George Robinson, RPh, senior product manager, First Databank.
Approximately $20 billion is lost annually in the United States because of medication errors, with the average hospitalized patient subject to at least one medication mistake per day.Alert fatigue is often cited as a reason for these errors—even though alerts generated by clinical decision support (CDS) systems call attention to important information (such as potential drug interactions), excessive alerts wear clinicians down, resulting in boy-who-cries-wolf scenarios. The result: clinicians instinctively override the alerts instead of implementing an override monitoring plan.
Consider the following:
- In 2009, researchers at the Boston-based Beth Israel Deaconess Medical Center and the Dana-Farber Cancer Institute looked at the safety alerts generated by 2,872 clinicians through 3.5 million electronic prescriptions over a nine-month period. Of the 233,537 alerts, 98 percent were drug-drug interaction issues, and more than 90 percent were overridden.
- A more recent 2013 study, published in the Journal of the American Medical Informatics Association, showed improved override rates with only about half of alerts overridden by providers, with half of those overrides classified as appropriate. Authors concluded that further refinement of these alerts could improve relevance and reduce alert fatigue.
A Driver in Need of a Clearer View
The afore-mentioned studies conclude that clinicians are indeed overriding medication alerts at alarming rates. Although the industry has made significant progress in addressing alert fatigue during the time the data from these studies was being analyzed, these studies clearly support what most healthcare professionals already suspect: The practice of ignoring and overriding medication alerts is widespread and can potentially lead to undesirable consequences.
When I think about the “alert fatigue” issue, I believe we are so distracted by the onslaught of alerts that we miss the significant problems that appear right in front of us. I liken it to the experience of driving during a blinding snowstorm on a dark winter’s night, with thousands of swirling snowflakes illuminated by the car’s headlights. This can create a hypnotizing effect on the driver, distracting him so much that he can’t easily see the hazards of the road. Growing up in Minnesota, I learned to turn on the “low beam” headlights to dim the brightness of the snowflakes, giving me a clearer view of the traveled road.
So, how is this metaphor connected to alert fatigue? By increasing the specificity of alerting and improving the user interface display of alerts, medication alert systems become akin to low beam headlights that diminish the snowflake distraction, giving the driver a clear line of sight to the risks presented during the journey home.
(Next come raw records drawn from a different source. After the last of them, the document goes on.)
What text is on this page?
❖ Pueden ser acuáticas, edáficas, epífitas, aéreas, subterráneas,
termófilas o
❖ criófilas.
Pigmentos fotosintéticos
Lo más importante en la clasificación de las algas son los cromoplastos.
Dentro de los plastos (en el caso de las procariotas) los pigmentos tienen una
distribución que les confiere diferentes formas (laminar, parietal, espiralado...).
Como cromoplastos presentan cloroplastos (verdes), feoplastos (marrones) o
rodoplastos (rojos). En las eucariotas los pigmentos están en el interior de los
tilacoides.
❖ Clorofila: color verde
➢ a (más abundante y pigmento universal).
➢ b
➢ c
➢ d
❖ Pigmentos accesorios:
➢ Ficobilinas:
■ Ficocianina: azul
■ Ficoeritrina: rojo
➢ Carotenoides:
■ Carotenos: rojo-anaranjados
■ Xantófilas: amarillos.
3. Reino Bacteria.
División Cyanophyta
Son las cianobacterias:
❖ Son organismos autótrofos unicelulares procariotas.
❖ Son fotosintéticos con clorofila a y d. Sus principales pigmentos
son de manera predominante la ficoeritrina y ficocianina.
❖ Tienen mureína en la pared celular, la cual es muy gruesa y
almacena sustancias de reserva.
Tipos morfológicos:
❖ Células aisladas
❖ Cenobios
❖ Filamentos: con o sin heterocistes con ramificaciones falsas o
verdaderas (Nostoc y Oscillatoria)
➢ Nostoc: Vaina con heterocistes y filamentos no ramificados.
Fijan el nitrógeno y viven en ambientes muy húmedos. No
The mission is to make CDS work as it is intended to—but making alerts less of a nuisance and more of a necessity is far from simple. The big hurdle for healthcare organizations: How can we implement CDS that offers just the right level of alerts? It’s a not-too-much, not-too-little challenge that stretches far beyond the anxiety that was experienced by a porridge-seeking Goldilocks.
Healthcare leaders need to start examining why it is so difficult to find that “just right” level of alerts—and then, perhaps more importantly, find a way to implement a system that optimally leverages CDS at the point of care while providing warnings that actually mean something to individual clinicians in specific care settings. An easier-said-than-done proposition if ever there was one.
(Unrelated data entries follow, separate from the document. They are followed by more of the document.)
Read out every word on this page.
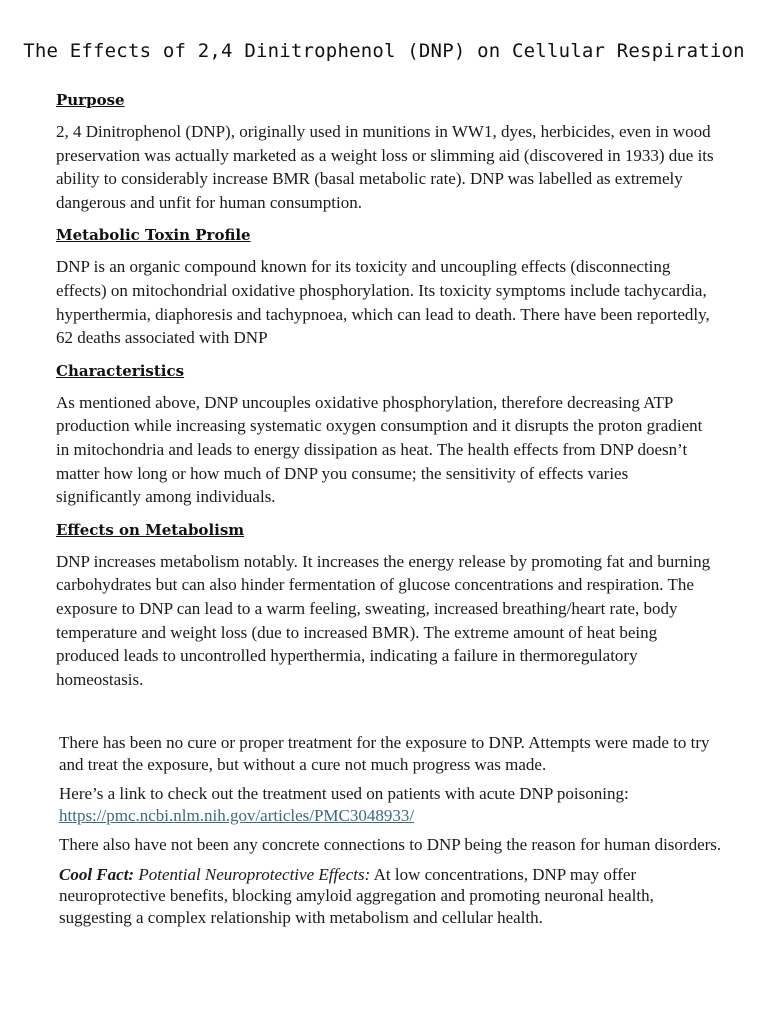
The Effects of 2,4 Dinitrophenol (DNP) on Cellular Respiration
Purpose

2, 4 Dinitrophenol (DNP), originally used in munitions in WW1, dyes, herbicides, even in wood preservation was actually marketed as a weight loss or slimming aid (discovered in 1933) due its ability to considerably increase BMR (basal metabolic rate). DNP was labelled as extremely dangerous and unfit for human consumption.

Metabolic Toxin Profile

DNP is an organic compound known for its toxicity and uncoupling effects (disconnecting effects) on mitochondrial oxidative phosphorylation. Its toxicity symptoms include tachycardia, hyperthermia, diaphoresis and tachypnoea, which can lead to death. There have been reportedly, 62 deaths associated with DNP

Characteristics

As mentioned above, DNP uncouples oxidative phosphorylation, therefore decreasing ATP production while increasing systematic oxygen consumption and it disrupts the proton gradient in mitochondria and leads to energy dissipation as heat. The health effects from DNP doesn’t matter how long or how much of DNP you consume; the sensitivity of effects varies significantly among individuals.

Effects on Metabolism

DNP increases metabolism notably. It increases the energy release by promoting fat and burning carbohydrates but can also hinder fermentation of glucose concentrations and respiration. The exposure to DNP can lead to a warm feeling, sweating, increased breathing/heart rate, body temperature and weight loss (due to increased BMR). The extreme amount of heat being produced leads to uncontrolled hyperthermia, indicating a failure in thermoregulatory homeostasis.

There has been no cure or proper treatment for the exposure to DNP. Attempts were made to try and treat the exposure, but without a cure not much progress was made.

Here’s a link to check out the treatment used on patients with acute DNP poisoning:
https://pmc.ncbi.nlm.nih.gov/articles/PMC3048933/

There also have not been any concrete connections to DNP being the reason for human disorders.

Cool Fact: Potential Neuroprotective Effects: At low concentrations, DNP may offer neuroprotective benefits, blocking amyloid aggregation and promoting neuronal health, suggesting a complex relationship with metabolism and cellular health.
Three-pronged Approach to Clearing View
There are layers of complexity with alert management, from differences between patients, to varieties of care settings and the role of individual clinicians. To remedy the spellbinding effect that the snowstorm of alert fatigue, the answer lies in how we are able to more clearly illuminate the journey. Clarity comes in the form of deployment of CDS in the way it is intended. By processing additional clinical context and configuring the presentation of alerting content in a manner specific to the unique role of the clinician, the effectiveness of alerting can be improved in a manner that more clearly displays medication related risks to the patient.
The issue of alert fatigue can be addressed by a three-pronged strategy:
Regularly fine-tune drug knowledge—For drug-drug interactions, enhanced data models should identify potential clinical consequences associated to the drug therapy with links to labs, drugs and demographic information that serve as risk factors. For example, within drug allergy screening, the processing of a coded reaction (i.e., nausea, rash, shortness of breath) may be included as a variable for triggering broad hypersensitivity based allergen group and cross-sensitivity alerts for related medications in contrast to simply warning against the repeat use of a medication for which the reported reaction is considered an “intolerance.”
Make interruptive alerts more meaningful—By implementing additional parameters and filters in drug knowledge, and only firing alerts relevant to the individual clinician treating a single patient at a unique moment in time, alerts can become customized and less likely to be overlooked. These first two prongs require both the drug content provider and the EHR system vendor to work in concert together to make this work seamlessly.
Enable clinicians to customize medication alert display based on local experience—As industry experts and healthcare organizations work together to alleviate alert fatigue, it’s clear that the answer is to create systems that take human behavior and supplemental patient data into account when writing rules that decide when and why an alert fires. Coupled with alert configuration tools and advanced user interface design (i.e., tiered alerts, dashboards), the presentation of relevant, meaningful medication management alerts can indeed be improved, and the patient’s health care journey can be more safely illuminated.